Ça dépendra de l'appréciation que le peuple camerounais fera du scrutin et de l'interprétation que donnera le gagnant à sa victoire. Si le président en exercice gagne et qu'il estime que cette victoire est une approbation de sa gestion de 22 dernières années, certains pensent qu'il continuera à conduire les affaires de l'Etat de la même manière alors que d'autres n'excluent pas qu'il se serve de ce dernier mandat pour marquer son passage dans l'histoire du Cameroun en voulant léguer un héritage le plus positif possible. Et si c'est l'opposition qui passe, peut-être qu'on verra le programme de la transition appliqué comme ils l'ont promis. Dans les deux cas, je trouve que notre démocratie est encore très fragile et demande beaucoup plus d'attachement et d'efforts, d'autant que certaines dispositions de la constitution de 1996, sont à mon avis, susceptibles de conduire dans la période post-électorale à une centralisation plus accrue des pouvoirs entre les mains de l'exécutif, voire d'un seul individu.

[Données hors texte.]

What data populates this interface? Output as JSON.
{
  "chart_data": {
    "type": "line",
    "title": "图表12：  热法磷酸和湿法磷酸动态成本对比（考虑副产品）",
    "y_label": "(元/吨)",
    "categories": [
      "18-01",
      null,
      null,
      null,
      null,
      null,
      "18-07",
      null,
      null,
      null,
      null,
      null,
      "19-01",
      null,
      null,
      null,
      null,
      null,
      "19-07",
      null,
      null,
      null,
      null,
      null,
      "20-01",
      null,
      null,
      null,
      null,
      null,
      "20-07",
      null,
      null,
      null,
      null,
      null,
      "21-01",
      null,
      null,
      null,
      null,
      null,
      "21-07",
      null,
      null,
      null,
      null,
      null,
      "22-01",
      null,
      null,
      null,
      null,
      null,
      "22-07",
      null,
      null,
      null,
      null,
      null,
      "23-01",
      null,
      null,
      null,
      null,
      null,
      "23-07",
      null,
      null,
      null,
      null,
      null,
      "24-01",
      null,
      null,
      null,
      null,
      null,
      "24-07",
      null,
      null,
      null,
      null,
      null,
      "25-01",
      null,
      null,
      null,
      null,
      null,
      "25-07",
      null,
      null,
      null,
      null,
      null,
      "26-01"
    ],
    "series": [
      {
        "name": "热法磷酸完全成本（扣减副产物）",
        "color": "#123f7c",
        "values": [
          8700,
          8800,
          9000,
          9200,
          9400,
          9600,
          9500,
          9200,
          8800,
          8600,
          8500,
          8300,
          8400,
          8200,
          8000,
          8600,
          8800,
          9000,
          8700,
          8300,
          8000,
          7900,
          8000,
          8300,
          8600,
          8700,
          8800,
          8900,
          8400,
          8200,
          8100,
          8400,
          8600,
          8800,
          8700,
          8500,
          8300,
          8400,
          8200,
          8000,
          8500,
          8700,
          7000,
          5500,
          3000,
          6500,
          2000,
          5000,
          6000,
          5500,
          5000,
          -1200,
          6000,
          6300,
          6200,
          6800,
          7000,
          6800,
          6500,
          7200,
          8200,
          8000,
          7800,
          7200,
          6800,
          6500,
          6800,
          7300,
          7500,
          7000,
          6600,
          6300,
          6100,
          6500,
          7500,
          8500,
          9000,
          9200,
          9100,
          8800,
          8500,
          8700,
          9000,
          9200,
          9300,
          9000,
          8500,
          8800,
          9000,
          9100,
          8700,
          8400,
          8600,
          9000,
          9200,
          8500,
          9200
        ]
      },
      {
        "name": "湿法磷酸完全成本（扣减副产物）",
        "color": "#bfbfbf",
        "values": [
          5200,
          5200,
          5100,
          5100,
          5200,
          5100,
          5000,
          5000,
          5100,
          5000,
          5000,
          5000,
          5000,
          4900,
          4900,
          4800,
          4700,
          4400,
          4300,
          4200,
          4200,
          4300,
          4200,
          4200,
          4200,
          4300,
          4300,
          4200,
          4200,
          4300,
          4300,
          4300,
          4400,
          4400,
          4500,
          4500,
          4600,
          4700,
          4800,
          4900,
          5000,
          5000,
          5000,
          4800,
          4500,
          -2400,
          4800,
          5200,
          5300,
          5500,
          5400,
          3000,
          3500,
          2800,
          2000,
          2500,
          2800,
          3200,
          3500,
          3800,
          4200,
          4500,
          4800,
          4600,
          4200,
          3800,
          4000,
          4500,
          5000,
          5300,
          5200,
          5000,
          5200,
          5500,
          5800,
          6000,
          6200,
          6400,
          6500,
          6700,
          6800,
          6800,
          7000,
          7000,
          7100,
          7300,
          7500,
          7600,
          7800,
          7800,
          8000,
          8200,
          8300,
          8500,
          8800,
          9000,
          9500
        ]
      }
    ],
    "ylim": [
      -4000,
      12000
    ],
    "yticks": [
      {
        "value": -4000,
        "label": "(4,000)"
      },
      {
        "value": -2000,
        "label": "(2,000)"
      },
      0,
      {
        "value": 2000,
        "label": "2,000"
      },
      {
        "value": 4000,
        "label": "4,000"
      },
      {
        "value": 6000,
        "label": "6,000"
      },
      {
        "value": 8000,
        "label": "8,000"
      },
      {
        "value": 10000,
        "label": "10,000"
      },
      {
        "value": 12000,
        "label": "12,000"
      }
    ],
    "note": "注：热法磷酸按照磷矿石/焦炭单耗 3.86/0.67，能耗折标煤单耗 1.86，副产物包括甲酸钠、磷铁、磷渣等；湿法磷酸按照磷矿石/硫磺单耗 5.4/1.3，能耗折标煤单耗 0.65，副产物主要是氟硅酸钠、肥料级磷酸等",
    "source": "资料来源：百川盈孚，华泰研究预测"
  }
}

Que devra faire le gagnant pour assurer un redéploiement du Cameroun sur le plan économique, culturel et diplomatique?
D'abord celui-là devra commencer par une reconnaissance que des vrais problèmes existent dans les domaines que vous citez, ensuite s'ouvrir à tous ceux qui peuvent apporter une contribution dans la recherche des solutions, pour en fin de compte adopter une nouvelle politique plus engagée, plus ouverte et plus orientée vers des résultats palpables pouvant rehausser le niveau de vie des Camerounais.
Quelle synergie doit-on mettre en oeuvre pour capitaliser l'apport et les compétences multiformes de la diaspora en vue de la Reconstruction du Cameroun?
Cette question mérite tout un chapitre car je suis navré de constater que notre pays n'exploite pas à sa juste valeur les compétences et même les relations professionnelles et autres des compatriotes de la diaspora. Allez-y voir le poids qu'accordent à la diaspora de leurs pays respectifs les présidents Abdoulaye Wade du Sénégal, Thabo Mbeki de l'Afrique du Sud, John Kufuor du Ghana et bien d'autres, y compris Alpha Konaré auprès de l'Union Africaine, et le bénéfice que cela apporte. Il faut voir comment les pays asiatiques utilisent leurs compatriotes vivant en Amérique du Nord de même qu'un Etat comme Israël, avec lequel nous entretenons de très bonnes relations, dépend et bénéficie de l'apport de sa diaspora. Au lieu de faire autant ou à la limite de copier ce qui est rentable chez les autres, nous semblons nous mettre dans une logique d'indifférence et parfois même de confrontation inutile alimentée par de petites intrigues. Je ne peux pas vous dire combien ça me choque d'entendre parler des hostilités qui existent entre certaines communautés camerounaises à l'étranger et certaines représentations diplomatiques de notre pays dans différents pays d'accueil. Là aussi il y a un travail important de réconciliation et de réorientation à faire. J'ai moi-même des propositions concrètes à ce sujet et je suis sûr que les compatriotes sont nombreux à avoir le même souci et qu'ils seront heureux de contribuer à la réflexion le moment venu.